若い方には馴染みがないかもしれませんが、ピンク・レディーや沢田研二さんなど、数え上げればキリないほどのヒット曲を生み出した昭和の大作詞家です。
手掛けたヒット曲は5,000曲以上、シングル売り上げ枚数6,000万枚以上ですから、まさに昭和の怪物ですね(ちなみに、わたしも「幼心に聴いたかな」くらいです)。
この方、実はもとコピーライターで代理店で広告やCMを制作していました。そこから、テレビ番組の放送作家となり、作詞の世界へと活躍の場を移されたわけです。
阿久悠さんのすごさは今さら語るもがなですが、「一曲の中に映画のようなストーリー性を持たせた」「1シーン1シーン、劇画のように絵が浮かんでくるようだった」
「それまでの歌謡曲は1カメ(一台のカメラ)だったが、阿久悠さんは複数のカメラで捉えた(ワンフレーズごとに視点が切り替わる)」なんてエピソードは、今聞いてもゾクゾクします。

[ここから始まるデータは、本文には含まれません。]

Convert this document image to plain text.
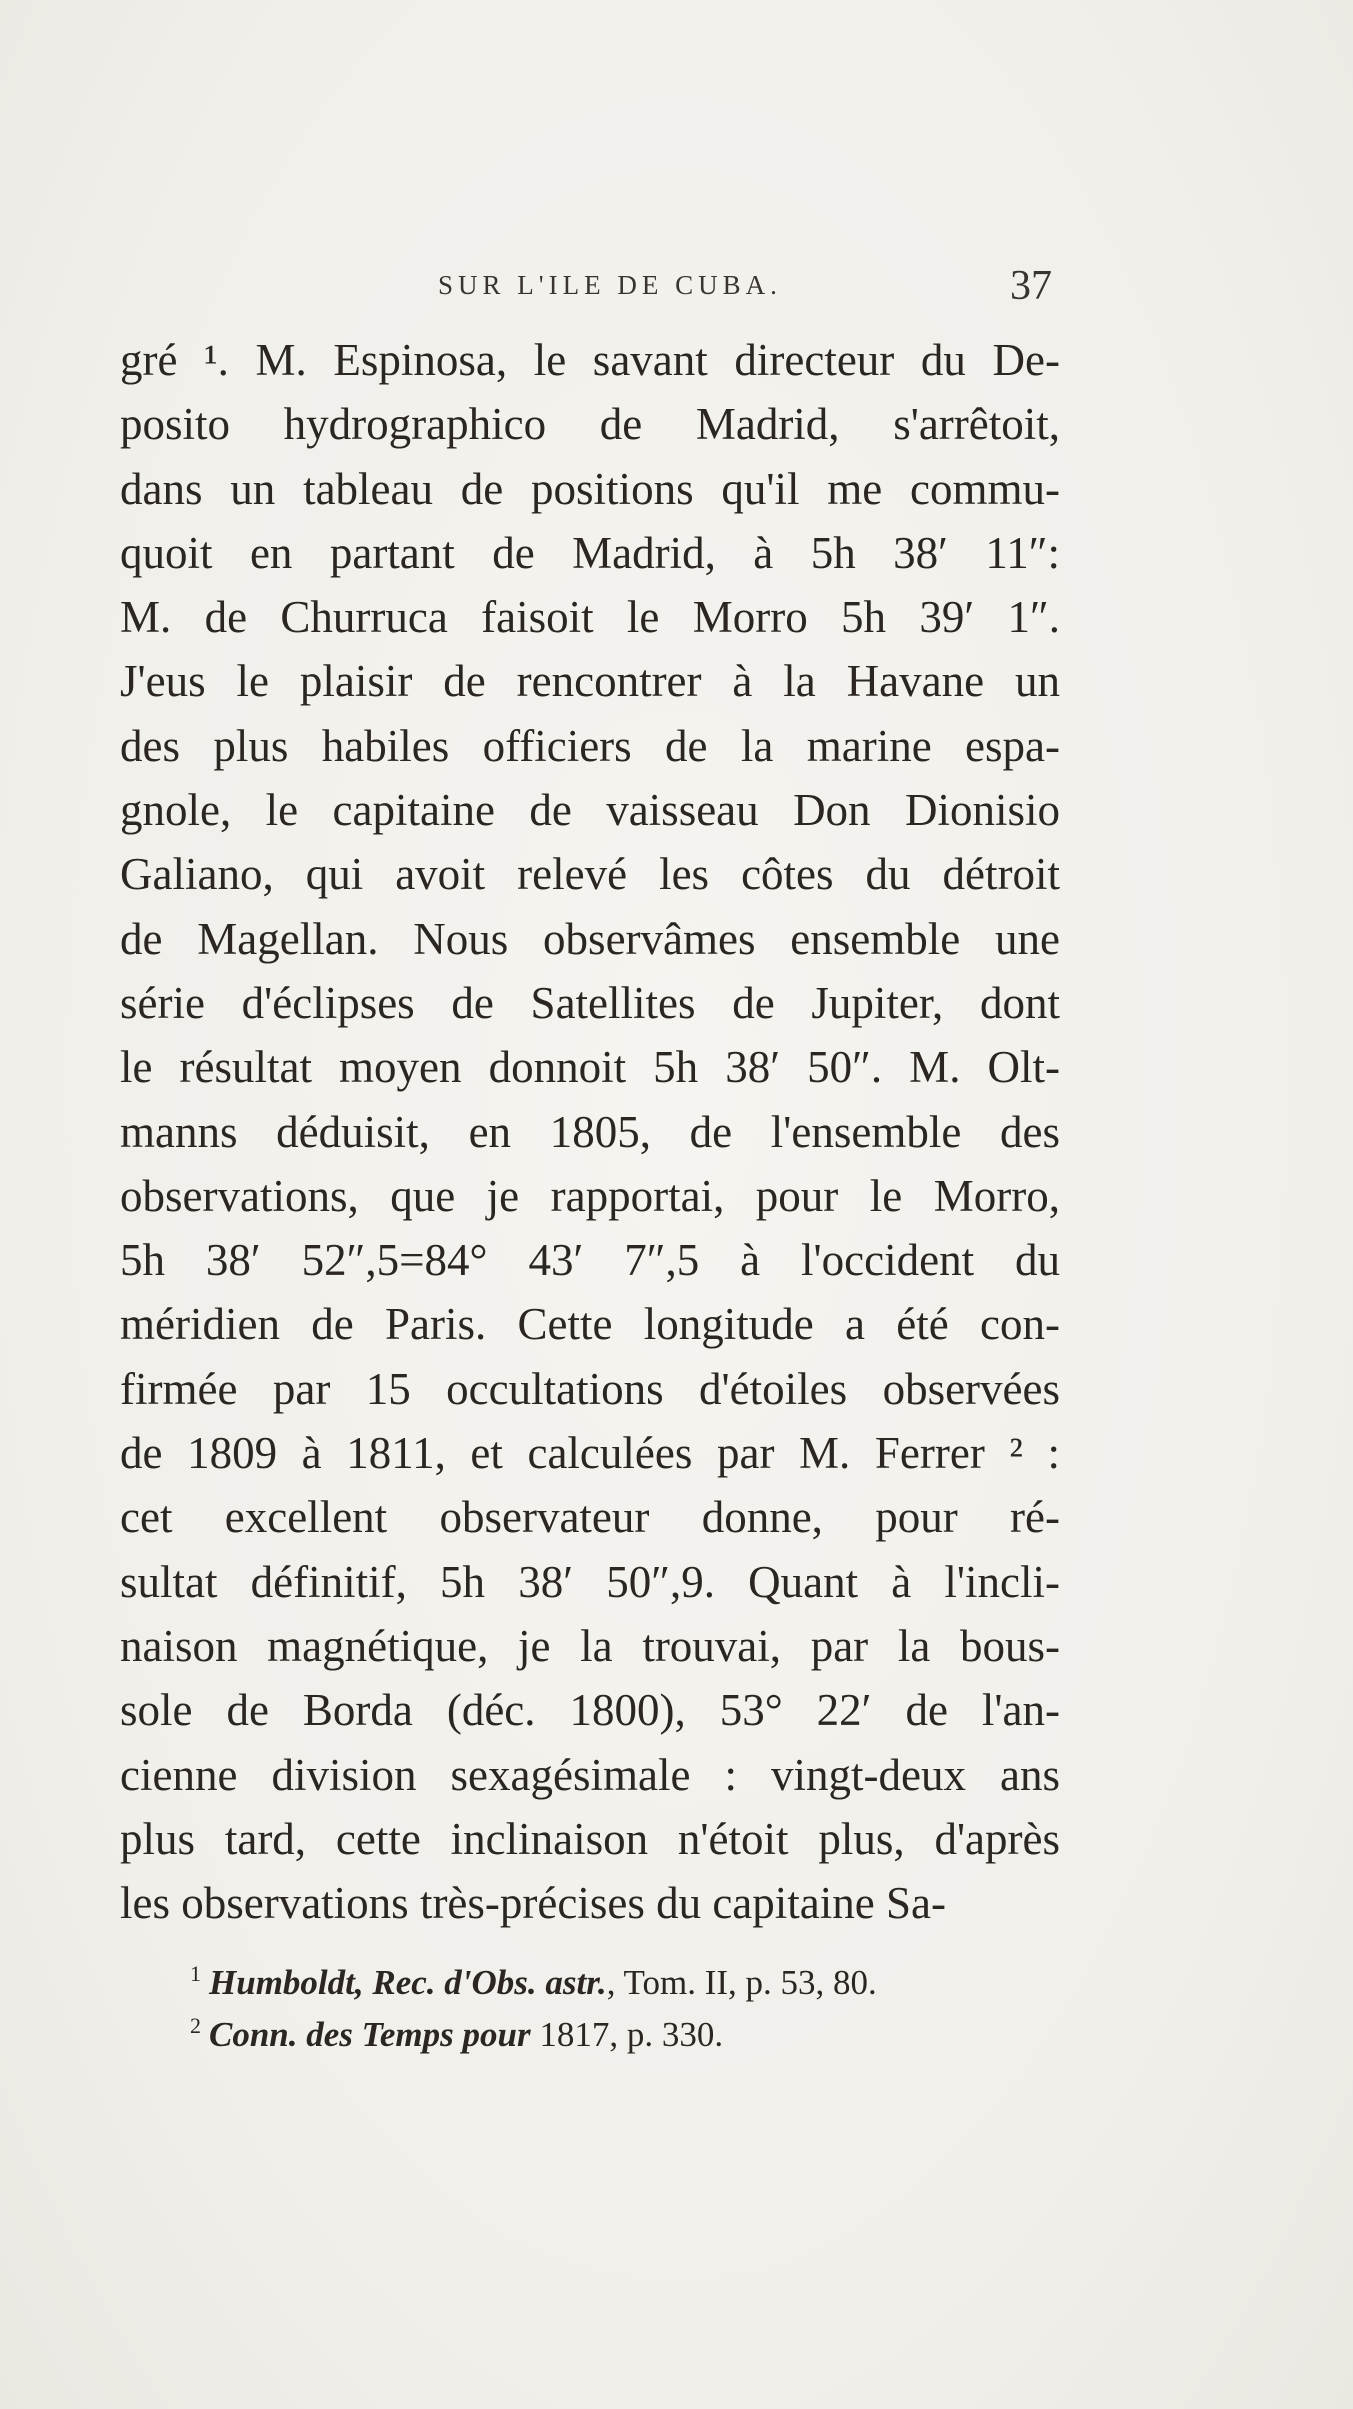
SUR L'ILE DE CUBA.	37
gré ¹. M. Espinosa, le savant directeur du De-
posito hydrographico de Madrid, s'arrêtoit,
dans un tableau de positions qu'il me commu-
quoit en partant de Madrid, à 5h 38′ 11″:
M. de Churruca faisoit le Morro 5h 39′ 1″.
J'eus le plaisir de rencontrer à la Havane un
des plus habiles officiers de la marine espa-
gnole, le capitaine de vaisseau Don Dionisio
Galiano, qui avoit relevé les côtes du détroit
de Magellan. Nous observâmes ensemble une
série d'éclipses de Satellites de Jupiter, dont
le résultat moyen donnoit 5h 38′ 50″. M. Olt-
manns déduisit, en 1805, de l'ensemble des
observations, que je rapportai, pour le Morro,
5h 38′ 52″,5=84° 43′ 7″,5 à l'occident du
méridien de Paris. Cette longitude a été con-
firmée par 15 occultations d'étoiles observées
de 1809 à 1811, et calculées par M. Ferrer ² :
cet excellent observateur donne, pour ré-
sultat définitif, 5h 38′ 50″,9. Quant à l'incli-
naison magnétique, je la trouvai, par la bous-
sole de Borda (déc. 1800), 53° 22′ de l'an-
cienne division sexagésimale : vingt-deux ans
plus tard, cette inclinaison n'étoit plus, d'après
les observations très-précises du capitaine Sa-
$^1$ Humboldt, Rec. d'Obs. astr., Tom. II, p. 53, 80.
$^2$ Conn. des Temps pour 1817, p. 330.
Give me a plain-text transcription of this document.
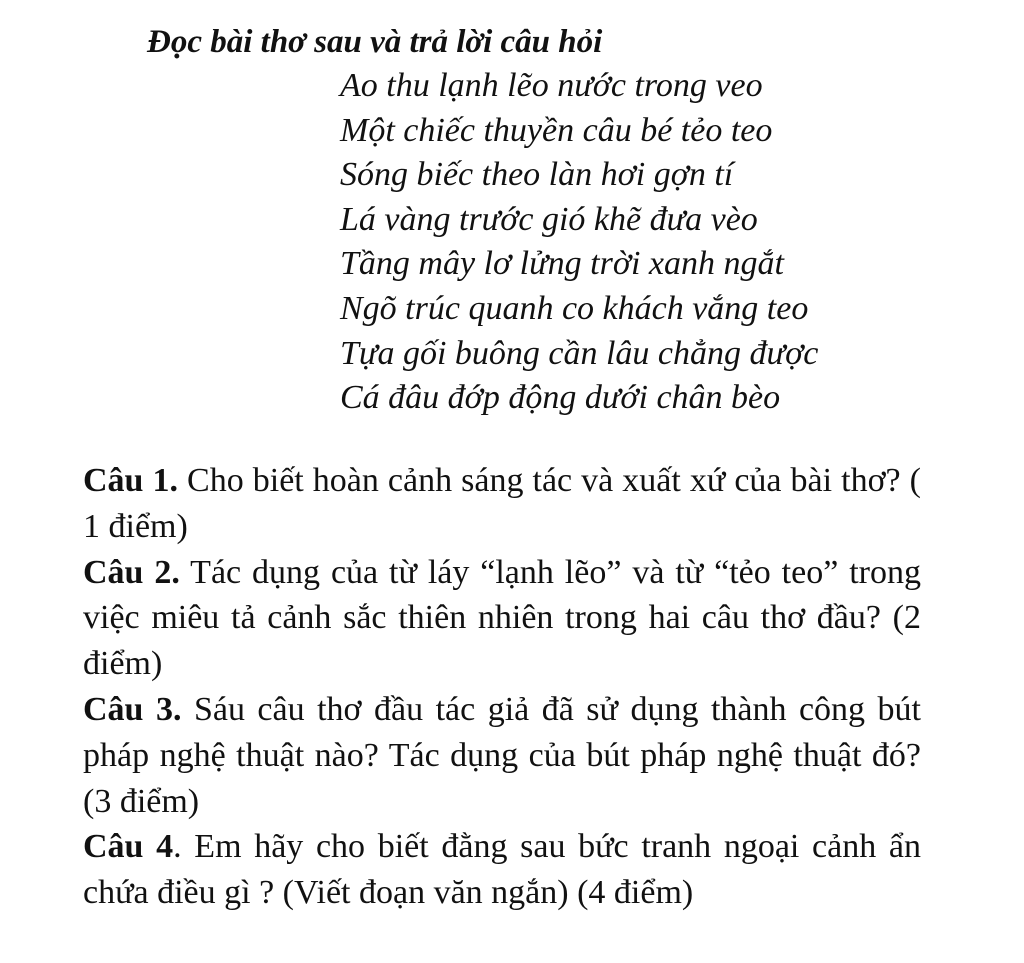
Đọc bài thơ sau và trả lời câu hỏi
Ao thu lạnh lẽo nước trong veo
Một chiếc thuyền câu bé tẻo teo
Sóng biếc theo làn hơi gợn tí
Lá vàng trước gió khẽ đưa vèo
Tầng mây lơ lửng trời xanh ngắt
Ngõ trúc quanh co khách vắng teo
Tựa gối buông cần lâu chẳng được
Cá đâu đớp động dưới chân bèo

Câu 1. Cho biết hoàn cảnh sáng tác và xuất xứ của bài thơ? ( 1 điểm)

Câu 2. Tác dụng của từ láy “lạnh lẽo” và từ “tẻo teo” trong việc miêu tả cảnh sắc thiên nhiên trong hai câu thơ đầu? (2 điểm)

Câu 3. Sáu câu thơ đầu tác giả đã sử dụng thành công bút pháp nghệ thuật nào? Tác dụng của bút pháp nghệ thuật đó? (3 điểm)

Câu 4. Em hãy cho biết đằng sau bức tranh ngoại cảnh ẩn chứa điều gì ? (Viết đoạn văn ngắn) (4 điểm)
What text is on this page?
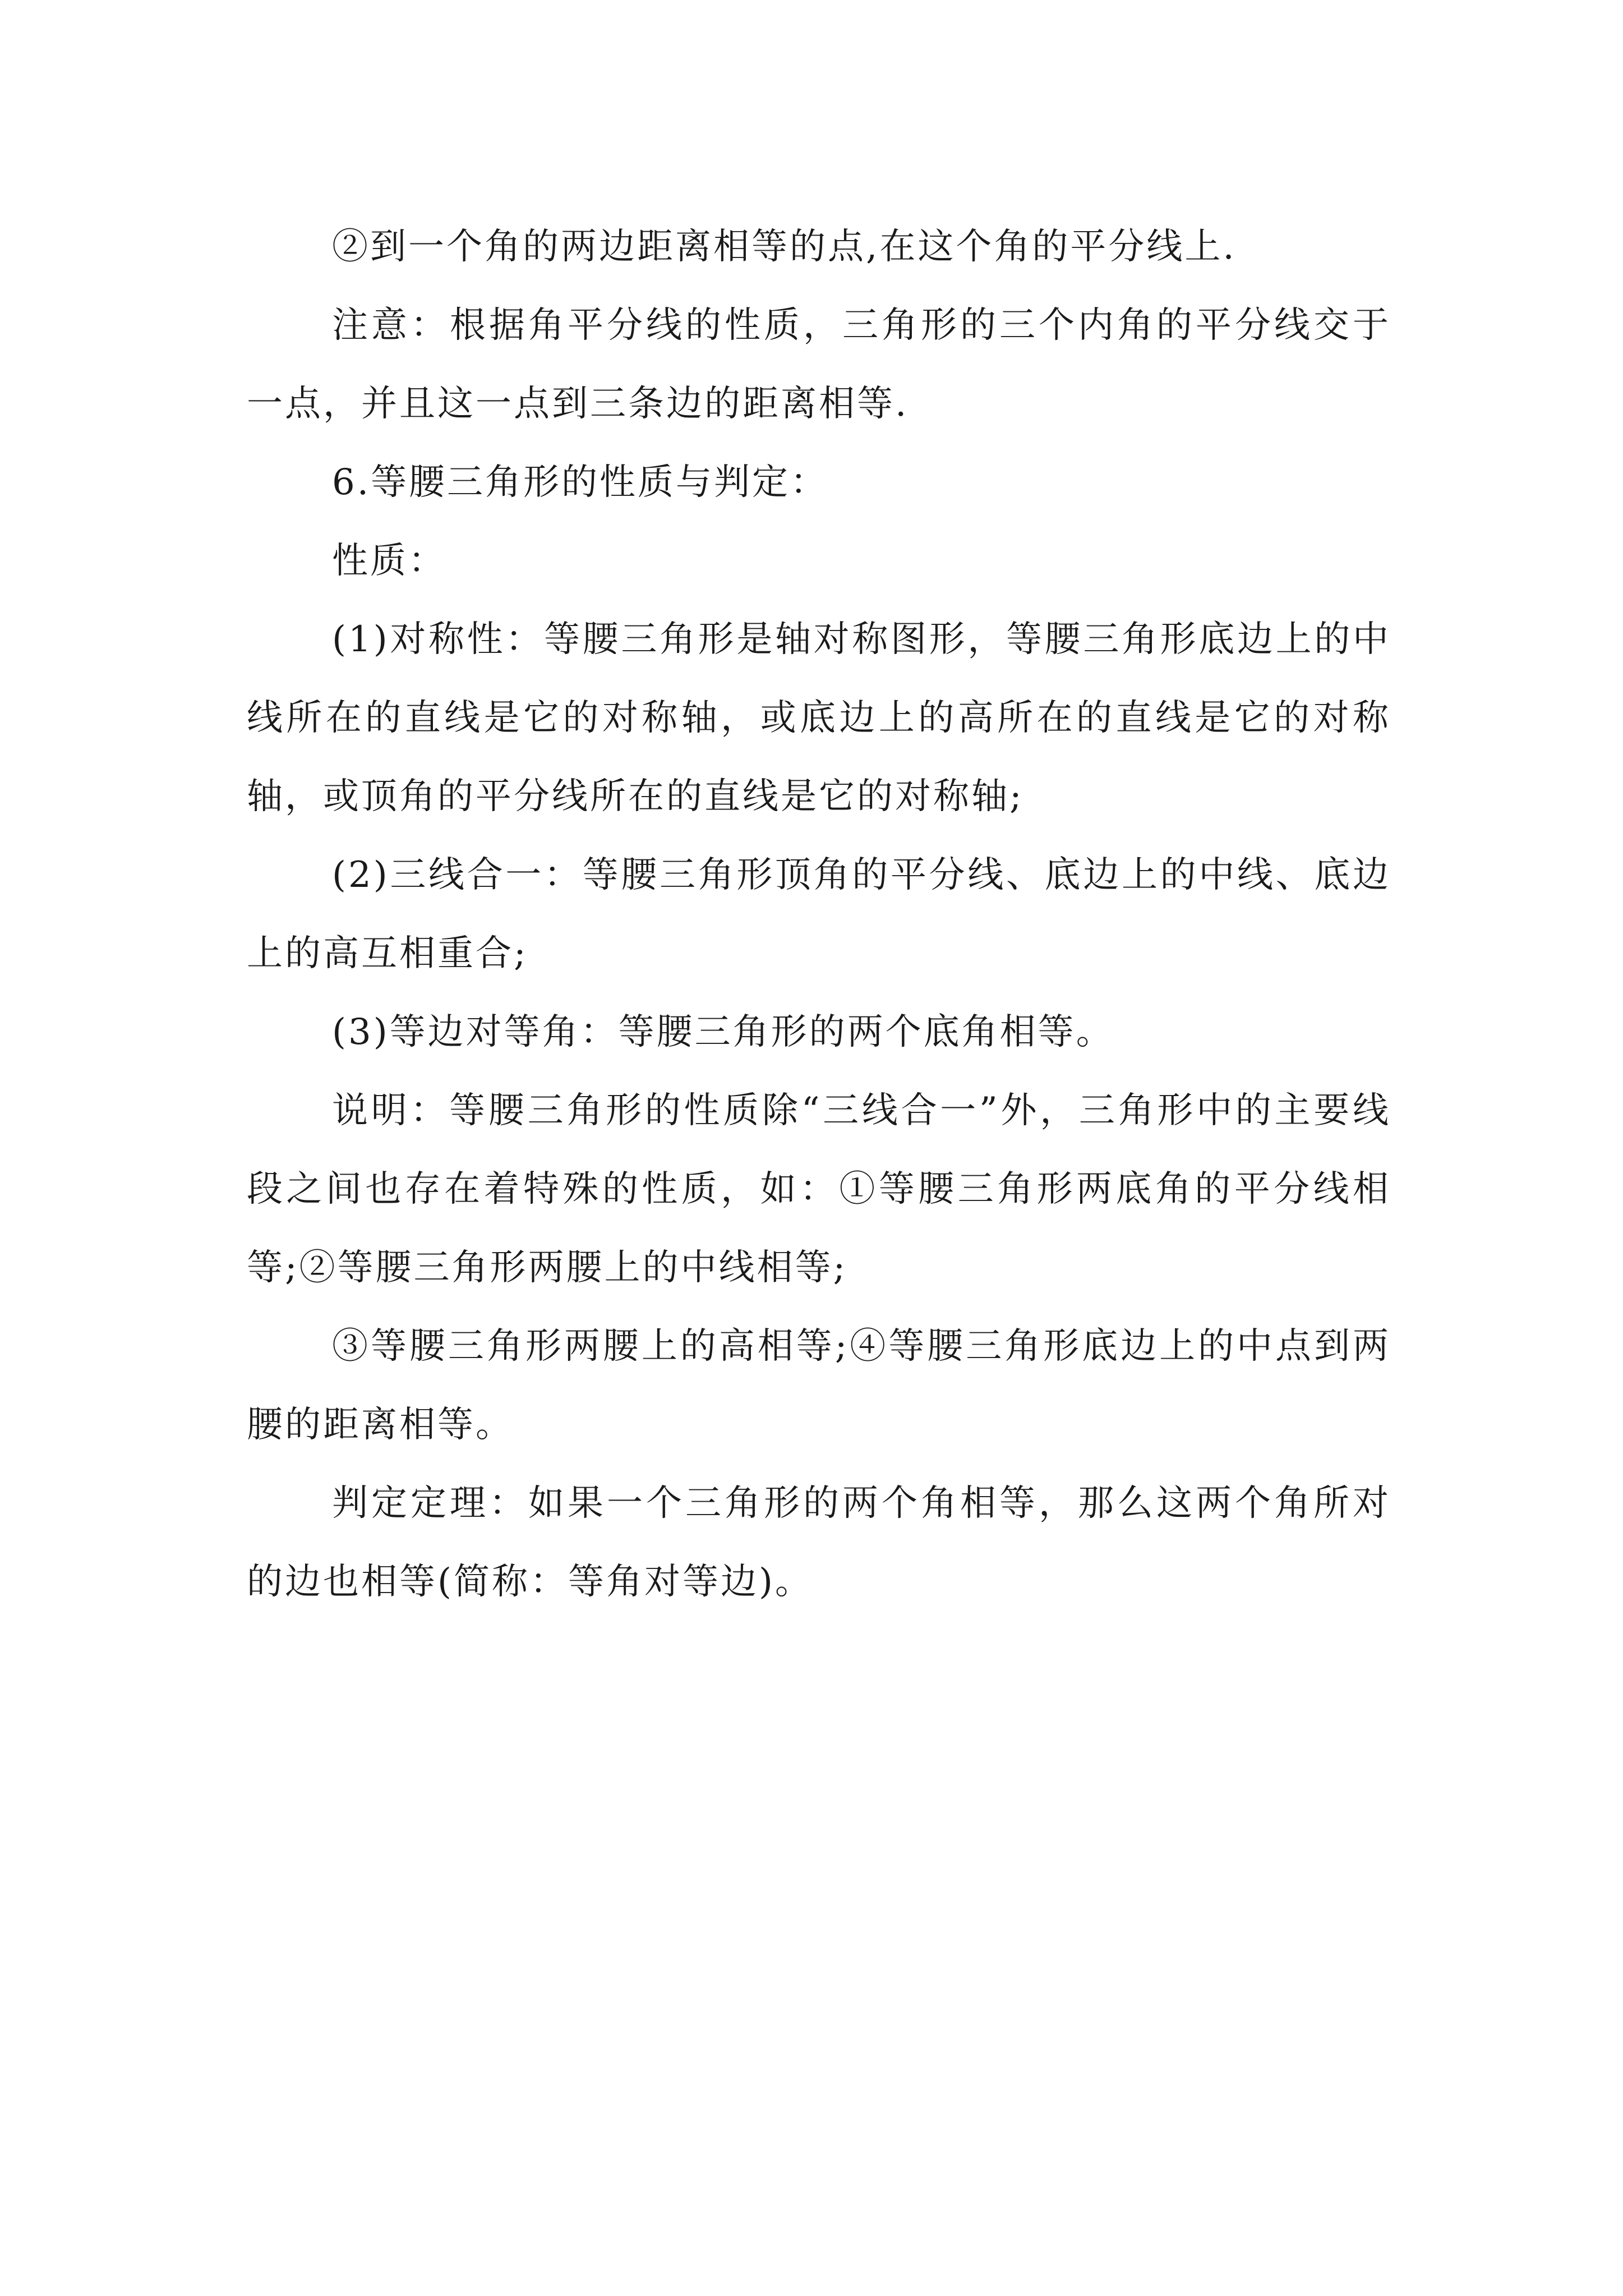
②到一个角的两边距离相等的点,在这个角的平分线上.

注意：根据角平分线的性质，三角形的三个内角的平分线交于一点，并且这一点到三条边的距离相等.

6.等腰三角形的性质与判定：

性质：

(1)对称性：等腰三角形是轴对称图形，等腰三角形底边上的中线所在的直线是它的对称轴，或底边上的高所在的直线是它的对称轴，或顶角的平分线所在的直线是它的对称轴;

(2)三线合一：等腰三角形顶角的平分线、底边上的中线、底边上的高互相重合;

(3)等边对等角：等腰三角形的两个底角相等。

说明：等腰三角形的性质除“三线合一”外，三角形中的主要线段之间也存在着特殊的性质，如：①等腰三角形两底角的平分线相等;②等腰三角形两腰上的中线相等;

③等腰三角形两腰上的高相等;④等腰三角形底边上的中点到两腰的距离相等。

判定定理：如果一个三角形的两个角相等，那么这两个角所对的边也相等(简称：等角对等边)。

「それまでの歌詞の世界を壊して、新しいものを作って、世間を驚かせてやろう」という気概が伝わってきますよね。本物のクリエイターです。
そのために、時代が求めていることは何か、どんな言葉が大衆の心をつかむのか、常に言葉を探していたんだとか。これを「時代の飢餓感にボールをぶつける」と表現されていました。
「何を古い話を…」思うかもしれませんが、あれだけのヒット曲を生み出した先人です。現在のポップス、わたしたちが普段使う言葉は間違いなく影響を受けていますよ。
関連 コピーライターの武器である“言葉”は、どこからやってくるのか?
広告制作のクリエイターにいわゆる“作家性”が必要かどうかは、意見が分かれるところでしょう。でも時代を捉えて、時代を作っていくという点では同じです。
温故知新、古きをたずねて新しきを知る。先人に学んで、時代の空気を吸って、次の時代を読んでいきたい。改めて、そう思いました。